Researchers Discover The Ultimate Adult Stem Cell

"There is a cell in the bone marrow that can serve as the stem cell for most, if not all, of the organs in the body," says Neil Theise, M.D., Associate Professor of Pathology at NYU School of Medicine, who co-led the study. "This is an exciting study. Theoretically, any organ could be 2repaired using cells generated from this stem cell and bone-marrow-derived cells could be used to target gene therapy to a specific organ."

The new study is published in the May 4 issue of the journal Cell.

In the last three years, a growing number of studies have overturned long-held beliefs about stem cells in the bone marrow. It had been believed that in the adult, these bone marrow cells were committed only to making blood cells. But over the last three years, a growing number of studies have shown that these cells have surprising plasticity, and can transform themselves into mature cells of other organs such as skeletal muscle, bone, and brain. Dr. Theise and Dr. Diane Krause, Assistant Professor of Laboratory Medicine and Pathology at Yale University School of Medicine, were among the first to show that stem cells can become liver cells, as well, and the first to demonstrate this transformation in humans. Yet, until now, the stem cell from which these mature cells arose hadn't been identified.

In the new study, Dr. Saul Sharkis and colleagues at Johns Hopkins first purified stem cells in the bone marrow of male mice. Then they took just one of these cells and transplanted it into female mice that had their bone marrow destroyed by radiation. Eleven months later, the researchers found that the male cells had settled in the blood and bone marrow of the surviving female animals, using color dyes that light up the Y chromosome and other structures. The Y chromosome is only found in cells from males. When Drs. Theise and Krause looked, they found the male chromosome not only in the bone marrow and blood, as expected, but also in the tissue from the lung, esophagus, stomach, small and large intestines, liver, and skin.

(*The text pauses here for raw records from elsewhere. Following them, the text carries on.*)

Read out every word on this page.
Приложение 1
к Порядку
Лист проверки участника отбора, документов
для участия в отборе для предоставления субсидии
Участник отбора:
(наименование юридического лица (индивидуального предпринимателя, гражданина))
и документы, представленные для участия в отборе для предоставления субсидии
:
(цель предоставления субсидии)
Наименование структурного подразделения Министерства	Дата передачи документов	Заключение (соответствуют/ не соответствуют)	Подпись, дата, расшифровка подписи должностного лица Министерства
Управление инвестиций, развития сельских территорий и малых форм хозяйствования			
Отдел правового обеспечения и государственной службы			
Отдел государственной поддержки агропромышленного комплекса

"It had been thought that only embryonic stem cells had such wide-ranging potential," says Dr. Theise of NYU School of Medicine. "However, this study provides the strongest evidence yet that the adult body harbors stem cells that are as flexible as embryonic stem cells," he says.

"It's astounding that there are cells in our bone marrow that can become so many different cell types including blood, lung, GI tract and skin," says Dr. Krause of Yale University. "The challenges now are to elucidate how these changes occur and to harness these findings to develop therapies for many different human diseases."

Stem cells in the marrow may be recruited to a damaged organ where they will develop into the mature tissue of that organ in response to certain signals. However, Drs Theise and Krause speculate that any healthy adult cell with an intact genome can be reprogrammed to become a stem cell.

The study had two parts. In the first part, stem cells in the bone marrow were isolated and purified using a protocol developed by Dr. Sharkis. Bone marrow cells from male mice were spun in a centrifuge, partitioning cells according to their weight in a process called elutriation. Then the cells belonging to one of the partitions were exposed to a panel of antibodies that bind specifically to proteins in the cell membrane of mature red and white blood cells. Stem cells don't have these proteins in the membrane.

The cells that bound the antibodies were eliminated and the remaining cells were labeled with a fluorescent color dye that sits tightly between the fatty layers of the membrane of cells. These cells were then injected into female mice that had been irradiated, which destroys the cells in the bone marrow. After two days, the stem cells were recovered from the bone marrow of the female mice, and only those cells with the brightest color were used in the subsequent part of the study. The bright color indicated that the cells had not yet divided, assuring the researchers that these cells had the greatest transformative potential.

In the second part of the study, one of these bright-colored cells was plucked out of solution and transplanted into other female mice that had been irradiated. By killing the bone marrow, the stem cell would be forced to generate cells to repopulate the bone marrow of the recipient female mouse. Thirty female mice received the stem cell and five of the mice survived 11 months. Cells containing Y chromosomes were found in multiple organs in all five of these surviving mice.

This collaborative study was conducted by Neil Theise, Sonya Hwang, and Rebekah Gardner from NYU School of Medicine; Diane Krause and Octavian Henegariu from Yale; and Saul Sharkis, Sara Neutzel, and Michael Collector from Johns Hopkins. It was supported by grants from the National Institutes of Health, the American Liver Foundation, the Mary Lea Johnson Richards Research Institute, and the Robert Krieger Memorial Fund.